The purpose of the French-American Foundation is to strengthen the French-American relationship as a vital component of the trans-Atlantic partnership.
This mission is accomplished through a variety of initiatives that include multi-year policy programs, conferences on issues of French-American interest, and leadership and professional exchanges of decision-makers from France and the United States.
Founded in 1976, the Foundation is an operating organization that relies on outside financial support to carry out its mission and does not provide grants. It is an independent, non-partisan, non-profit organization with 501(c)(3) tax-exempt status.

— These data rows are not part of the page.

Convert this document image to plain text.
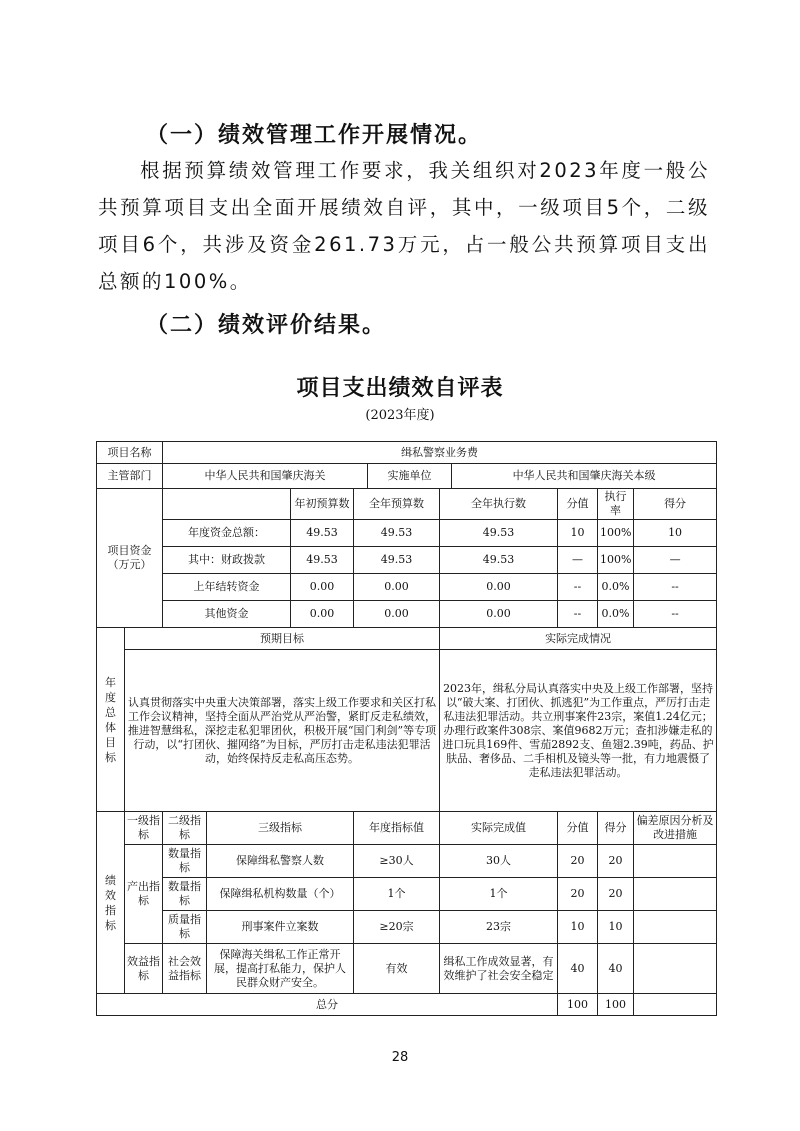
（一）绩效管理工作开展情况。
根据预算绩效管理工作要求，我关组织对2023年度一般公共预算项目支出全面开展绩效自评，其中，一级项目5个，二级项目6个，共涉及资金261.73万元，占一般公共预算项目支出总额的100%。
（二）绩效评价结果。
项目支出绩效自评表
(2023年度)
项目名称		缉私警察业务费									
主管部门		中华人民共和国肇庆海关				实施单位		中华人民共和国肇庆海关本级			
项目资金（万元）				年初预算数	全年预算数		全年执行数		分值	执行率	得分
		年度资金总额：		49.53	49.53		49.53		10	100%	10
		其中：财政拨款		49.53	49.53		49.53		—	100%	—
		上年结转资金		0.00	0.00		0.00		--	0.0%	--
		其他资金		0.00	0.00		0.00		--	0.0%	--

年度总体目标	预期目标						实际完成情况				
	认真贯彻落实中央重大决策部署，落实上级工作要求和关区打私工作会议精神，坚持全面从严治党从严治警，紧盯反走私绩效，推进智慧缉私，深挖走私犯罪团伙，积极开展“国门利剑”等专项行动，以“打团伙、摧网络”为目标，严厉打击走私违法犯罪活动，始终保持反走私高压态势。						2023年，缉私分局认真落实中央及上级工作部署，坚持以“破大案、打团伙、抓逃犯”为工作重点，严厉打击走私违法犯罪活动。共立刑事案件23宗，案值1.24亿元；办理行政案件308宗、案值9682万元；查扣涉嫌走私的进口玩具169件、雪茄2892支、鱼翅2.39吨，药品、护肤品、奢侈品、二手相机及镜头等一批，有力地震慑了走私违法犯罪活动。				

绩效指标	一级指标	二级指标	三级指标		年度指标值		实际完成值		分值	得分	偏差原因分析及改进措施
	产出指标	数量指标	保障缉私警察人数		≥30人		30人		20	20	
		数量指标	保障缉私机构数量（个）		1个		1个		20	20	
		质量指标	刑事案件立案数		≥20宗		23宗		10	10	
	效益指标	社会效益指标	保障海关缉私工作正常开展，提高打私能力，保护人民群众财产安全。		有效		缉私工作成效显著，有效维护了社会安全稳定		40	40	
总分									100	100	
28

Source: The French-American Foundation at http://www.frenchamerican.org/
Gary Lavergne Represents American Higher Education During French-American Foundation Series of Meetings in Paris
On April 14, 2008, the French Ministry of Higher Education, hosted a conference exploring equity and access to France’s premier colleges and universities. Two American researchers, Saul Geiser of the University of California-Berkeley, and Gary Lavergne from the University of Texas, met with leading French scholars to compare plans for increasing the college-going rates of traditionally under-represented populations. Other participants included members of the President Nicolas Sárközy’s senior staff from the Elysée Palace, Prime Minister François Fillon’s senior staff from Matignon, as well as senior policy staff from the Ministry of Higher Education and Research and from the Ministry of Education.
On April 15, 2008, Patrice Corre, the principal of Lycée Henri IV (widely considered the most prestigious high school in France), Ioanna Kohler, the Program Director of the French-American Foundation housed at New York University, and Daniel Sabbagh, a Senior Research Fellow of Sciences Po, hosted a roundtable discussion on the literature on college-going rates and social mobility. The audience for this event include French high school principals, administrators of the "grandes écoles," teachers, and graduate students.
The issues raised in these meetings are as old as education itself: how can public education facilitate the success of first-generation entering college students from poor and minority families?